For example, if the search requestor user enters <hot>, the
client displays an ordered list of complete queries that includes
the suggested complete query <hotels> and also displays
provisional search results for <hotels>. If the search
requestor was interested <hotels>, the search requestor can
select from the displayed provisional results without taking the
time to complete the query.
[0092] When a user input or selection is identified as a complete
query (also called a completed user input), client assistant
transmits 812 the complete query to server 130 for processing.
Server 130 returns a set of search results, which are received 814
by client device 104 (e.g., by client application 106, such as a
browser application). In some implementations, client application
106 displays the search results at least as part of a web page. In
some other embodiments, client assistant 108 displays the search
results. Alternately, the transmission of a completed user input
812 and the receipt 814 of search results may be performed by a
mechanism other than client assistant 108. For example, these
operations may be performed by client application 106 using
standard request and response protocols.
[0093] In accordance with some implementations client assistant 108
identifies a completed user input in a number of ways, such as when
the user enters a carriage return, or equivalent character, selects
a "find" or "search" button in a graphical user interface (GUI)
presented to the user during entry of the search query, or by
selecting one of a set of suggested queries presented to the user
during entry of the search query. One of ordinary skill in the art
will recognize a number of ways to signal the final entry of the
search query.
[0094] After receiving 814 the results or document (e.g., a webpage
with search results) for a complete query, or after displaying 810
the suggested complete queries and optionally displaying 808
provisional search results, the client assistant 108 continues to
monitor 802 user entries until the user terminates the client
application 106 and/or client assistant 108, for example by closing
a web page that contains the client assistant 108.

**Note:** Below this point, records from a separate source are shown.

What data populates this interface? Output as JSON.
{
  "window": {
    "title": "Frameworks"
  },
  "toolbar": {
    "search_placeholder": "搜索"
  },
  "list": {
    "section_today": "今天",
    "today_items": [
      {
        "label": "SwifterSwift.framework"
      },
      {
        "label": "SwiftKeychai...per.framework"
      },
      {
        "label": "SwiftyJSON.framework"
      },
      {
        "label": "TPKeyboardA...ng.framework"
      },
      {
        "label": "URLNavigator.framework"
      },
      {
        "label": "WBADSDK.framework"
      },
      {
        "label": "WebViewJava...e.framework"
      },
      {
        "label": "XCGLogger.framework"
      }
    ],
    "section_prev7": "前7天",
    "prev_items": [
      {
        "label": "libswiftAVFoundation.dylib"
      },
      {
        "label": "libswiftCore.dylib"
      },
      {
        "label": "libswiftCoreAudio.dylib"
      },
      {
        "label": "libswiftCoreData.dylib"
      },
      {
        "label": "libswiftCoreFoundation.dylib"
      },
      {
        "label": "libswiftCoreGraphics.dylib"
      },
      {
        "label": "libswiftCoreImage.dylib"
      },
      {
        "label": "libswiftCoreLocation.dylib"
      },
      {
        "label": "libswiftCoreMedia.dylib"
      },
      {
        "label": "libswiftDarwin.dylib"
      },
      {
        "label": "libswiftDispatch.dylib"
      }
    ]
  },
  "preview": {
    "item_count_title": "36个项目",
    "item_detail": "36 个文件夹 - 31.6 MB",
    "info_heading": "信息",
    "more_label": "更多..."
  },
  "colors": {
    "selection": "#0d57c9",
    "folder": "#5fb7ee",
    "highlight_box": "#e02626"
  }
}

[0095] FIG. 9 depicts is a flow diagram illustrating a method
performed by a client device for obtaining an ordered list of
complete queries based on a submitted partial query and the
interest profile of a search requestor, in accordance with some
implementations. Optional operations are indicated by dashed lines
(e.g., boxes with dashed-line borders).
[0096] In accordance with some implementations, a partial search
query is sent 902 from client system 104 (FIG. 1) to a server
system 130 (FIG. 1), distinct from the client system 104. The
partial search query is sent 904 by the client system 104 prior to
the client system 104 signaling completion of a search query that
includes the partial search query.
[0097] In accordance with some implementations, a set of ordered
complete queries, ordered in accordance with an interest profile
348 (FIG. 3C) of the search requestor, is received 906 from the
server system 130, in response to the partial query. In some
embodiments the interest profile 348 is determined 908 based on
previous queries, search results, and search result selections
recorded for the search requestor. In accordance with some
implementations, interest profile 348 is time weighted 910, with
greater weight given to recent events comprising events that
occurred within a predetermined number of time units of the current
time, than to less recent events.
[0098] In accordance with some implementations, client system 104
receives, in addition to the set of ordered complete queries,
additional information that corresponds to the partial search
query. For example, in some implementations, user-history complete
queries which match the partial search query are also received 912
from server system 130, the user-history complete queries
comprising complete queries previously received from the search
requestor. In some implementations, one or more a URL's associated
with the partial search query is are received 914 from server
system 130. In some implementations, at least one advertisement
identified in accordance with the partial search query is received
916 from server system 130.
[0099] As noted above, the ordered set of complete queries is
sometimes herein called a primary set of complete queries, which
are sent to the user as suggested complete search queries. The
suggested complete queries received by client system 104 from
server system 130 optionally include supplemental complete queries
corresponding to the partial query, the set of supplemental queries
ordered in accordance with ranking criteria 918. In accordance with
some embodiments, the ranking criteria comprise 920 popularity
criteria with respect to a community of users. Popularity criteria
are described below with reference to FIG. 11E. Furthermore, in
accordance with some implementations, contact information for one
or more contacts identified in accordance with the partial search
query is received 922 from the server system 130.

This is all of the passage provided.